It's now 3:07 PM. This was suppose to have been published at 7am. I've always been an amazing procrastinator. I've told myself I work better under pressure in order to condone my severe 'but it's so nice outside' excuses. Here's the truth, yeah I just got lazy and postponed my own deadline. But that's what's amazing about doing things for yourself and on your own. I'm my own boss. "I'm my own boss." Say it.
I'm now giving myself around two hours to dedicate to only my second edition of Tuesday's Travel. Commitment just ain't my thing, I'm working on it.
So here is what I came up with....
I'm sitting outside on the first +60 degree day of the winter. It's winter still right? Least it use to be. I decided to use my excuse as a reason to go make myself write. A college psych major might say it's reverse psychology, but I wouldn't take his word as solid gold.
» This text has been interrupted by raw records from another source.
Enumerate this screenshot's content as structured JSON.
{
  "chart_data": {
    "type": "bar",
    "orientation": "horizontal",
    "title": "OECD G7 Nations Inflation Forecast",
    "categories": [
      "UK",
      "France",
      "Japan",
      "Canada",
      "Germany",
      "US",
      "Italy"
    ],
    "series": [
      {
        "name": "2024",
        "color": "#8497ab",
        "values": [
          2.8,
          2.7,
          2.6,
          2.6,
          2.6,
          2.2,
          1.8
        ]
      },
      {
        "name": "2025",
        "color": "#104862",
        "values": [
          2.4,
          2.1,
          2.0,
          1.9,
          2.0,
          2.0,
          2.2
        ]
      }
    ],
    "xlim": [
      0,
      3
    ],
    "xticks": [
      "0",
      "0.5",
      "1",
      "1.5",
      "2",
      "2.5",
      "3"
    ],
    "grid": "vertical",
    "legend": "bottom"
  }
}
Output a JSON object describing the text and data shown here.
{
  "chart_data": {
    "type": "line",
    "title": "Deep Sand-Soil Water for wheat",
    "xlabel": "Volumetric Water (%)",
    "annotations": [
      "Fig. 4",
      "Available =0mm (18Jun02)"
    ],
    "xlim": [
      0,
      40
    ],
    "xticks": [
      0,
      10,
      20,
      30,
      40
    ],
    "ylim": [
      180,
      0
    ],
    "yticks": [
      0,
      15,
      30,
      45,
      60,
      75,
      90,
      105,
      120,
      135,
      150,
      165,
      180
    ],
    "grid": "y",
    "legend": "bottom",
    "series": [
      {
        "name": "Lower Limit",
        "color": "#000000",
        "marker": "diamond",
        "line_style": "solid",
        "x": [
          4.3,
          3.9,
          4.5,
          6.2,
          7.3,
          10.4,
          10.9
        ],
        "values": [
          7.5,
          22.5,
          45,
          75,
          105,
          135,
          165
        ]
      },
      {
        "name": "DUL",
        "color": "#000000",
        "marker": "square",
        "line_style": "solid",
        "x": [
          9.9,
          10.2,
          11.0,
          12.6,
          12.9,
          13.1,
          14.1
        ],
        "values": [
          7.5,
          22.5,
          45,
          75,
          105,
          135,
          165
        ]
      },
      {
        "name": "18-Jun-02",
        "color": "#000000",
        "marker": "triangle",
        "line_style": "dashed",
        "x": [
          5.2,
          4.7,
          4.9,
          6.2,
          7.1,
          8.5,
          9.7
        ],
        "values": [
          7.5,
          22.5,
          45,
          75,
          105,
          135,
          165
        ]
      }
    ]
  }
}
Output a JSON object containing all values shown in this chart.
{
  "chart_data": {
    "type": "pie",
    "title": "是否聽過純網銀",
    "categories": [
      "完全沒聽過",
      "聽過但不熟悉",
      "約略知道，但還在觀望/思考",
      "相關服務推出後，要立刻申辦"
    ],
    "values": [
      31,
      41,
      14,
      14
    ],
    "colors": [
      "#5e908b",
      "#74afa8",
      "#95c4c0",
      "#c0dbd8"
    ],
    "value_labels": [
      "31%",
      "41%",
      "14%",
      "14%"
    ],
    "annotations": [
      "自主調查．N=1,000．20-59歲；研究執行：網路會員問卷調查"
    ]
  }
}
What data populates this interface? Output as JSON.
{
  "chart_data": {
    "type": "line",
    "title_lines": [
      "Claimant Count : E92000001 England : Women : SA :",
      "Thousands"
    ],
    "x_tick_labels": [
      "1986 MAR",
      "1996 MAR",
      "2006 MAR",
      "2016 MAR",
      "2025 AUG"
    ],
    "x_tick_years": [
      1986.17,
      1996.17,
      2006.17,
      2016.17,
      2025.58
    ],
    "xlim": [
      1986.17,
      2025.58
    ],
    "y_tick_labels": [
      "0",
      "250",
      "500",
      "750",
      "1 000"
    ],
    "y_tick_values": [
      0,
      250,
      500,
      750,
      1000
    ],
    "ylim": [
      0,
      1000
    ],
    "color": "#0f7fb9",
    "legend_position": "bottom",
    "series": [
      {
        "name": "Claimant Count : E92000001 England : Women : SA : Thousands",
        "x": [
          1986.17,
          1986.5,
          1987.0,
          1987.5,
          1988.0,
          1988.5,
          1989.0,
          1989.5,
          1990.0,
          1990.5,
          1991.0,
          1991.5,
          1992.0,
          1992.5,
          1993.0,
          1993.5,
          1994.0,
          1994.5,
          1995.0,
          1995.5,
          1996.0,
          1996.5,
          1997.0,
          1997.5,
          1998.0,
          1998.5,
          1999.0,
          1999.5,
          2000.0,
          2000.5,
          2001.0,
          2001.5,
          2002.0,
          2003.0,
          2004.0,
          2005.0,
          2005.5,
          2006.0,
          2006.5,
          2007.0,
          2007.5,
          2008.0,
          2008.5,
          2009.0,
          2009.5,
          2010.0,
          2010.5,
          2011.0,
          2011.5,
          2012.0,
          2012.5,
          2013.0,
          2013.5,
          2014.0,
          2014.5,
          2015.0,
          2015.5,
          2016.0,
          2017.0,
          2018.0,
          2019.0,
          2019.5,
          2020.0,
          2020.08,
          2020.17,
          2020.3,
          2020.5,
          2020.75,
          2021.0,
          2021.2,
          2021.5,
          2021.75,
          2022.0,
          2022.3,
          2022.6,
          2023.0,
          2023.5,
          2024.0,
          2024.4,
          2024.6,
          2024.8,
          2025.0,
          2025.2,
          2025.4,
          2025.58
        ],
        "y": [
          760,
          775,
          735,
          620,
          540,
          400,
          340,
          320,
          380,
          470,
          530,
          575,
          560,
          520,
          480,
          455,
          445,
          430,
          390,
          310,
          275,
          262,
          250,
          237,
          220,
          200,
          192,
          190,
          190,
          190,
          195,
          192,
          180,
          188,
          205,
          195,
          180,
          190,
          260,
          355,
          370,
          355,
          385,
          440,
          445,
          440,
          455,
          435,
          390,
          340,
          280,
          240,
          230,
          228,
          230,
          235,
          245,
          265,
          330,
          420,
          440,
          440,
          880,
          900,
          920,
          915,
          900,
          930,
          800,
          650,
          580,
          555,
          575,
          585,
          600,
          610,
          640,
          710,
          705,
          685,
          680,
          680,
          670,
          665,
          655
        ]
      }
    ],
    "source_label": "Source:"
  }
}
I'm just going to come out and say this... This is really awkward for me to do. To sit and and try to write about my experiences 'traveling' and 'living.' I want to be able to sit down at any moment and have the juice pour out. But it doesn't always work for me like that. It comes in spurts or not at all. And, honestly... sometimes language just doesn't suffice. It can't, it won't, and it shouldn't. Then there are times when memory turns to tears in our eyes and illuminate us from within.
When I was in India I met a man. He was from Munnar. His name was Vijay. I know exactly where you can find him. I was studying at Christ College and our group of westerners where on a very guided tour around the southern state of Kerala. I was in Karnataka, to the north, and Kerala is vastly different of a place. Everything from the terrain to the people changed. We'd taken an overnight train leaving the busy dusty city of Bangalore and woke up in the rural lust landscape of southern palm trees and scaffolding jungled hills. That's where Vijay lives. In the mountains, at the very top hill station surrounded by miles of tea, cardamon, and black pepper growing fields.1*
Vijay was hired to take a bunch of less than fit Americans on a trek (hiking excursion) down into a river basin.. The spring season dried up most of the valley and the seasonal rushing river in gave in, leaving a waterfall to hold its place until the coming monsoon season.
He loved his home. "So far from horns, crowds, biting dogs," he told me as others took off exploring and bouldering on the riverbed rocks. "He there is peace, community, and here there is mountains full of life that always give something new to be seen."
There is no way of explaining the sense of ease I had in that moment. There is no strum of words I can muster to convey how much that moment; standing in the middle of the Indian jungle, having a truly relatable and wholesome conversation about the mountains, with Vijay. It's just something I'll never forget; the sense of divine serendipity of that dreams and fantasized projections from my younger years were occurring before me.
You have to make decisions in your life. Whether to stay or to go. To stay in the same place or go wherever it is that you've seen yourself. It's a choice, but once you decide to go, you only have to make sure you get there.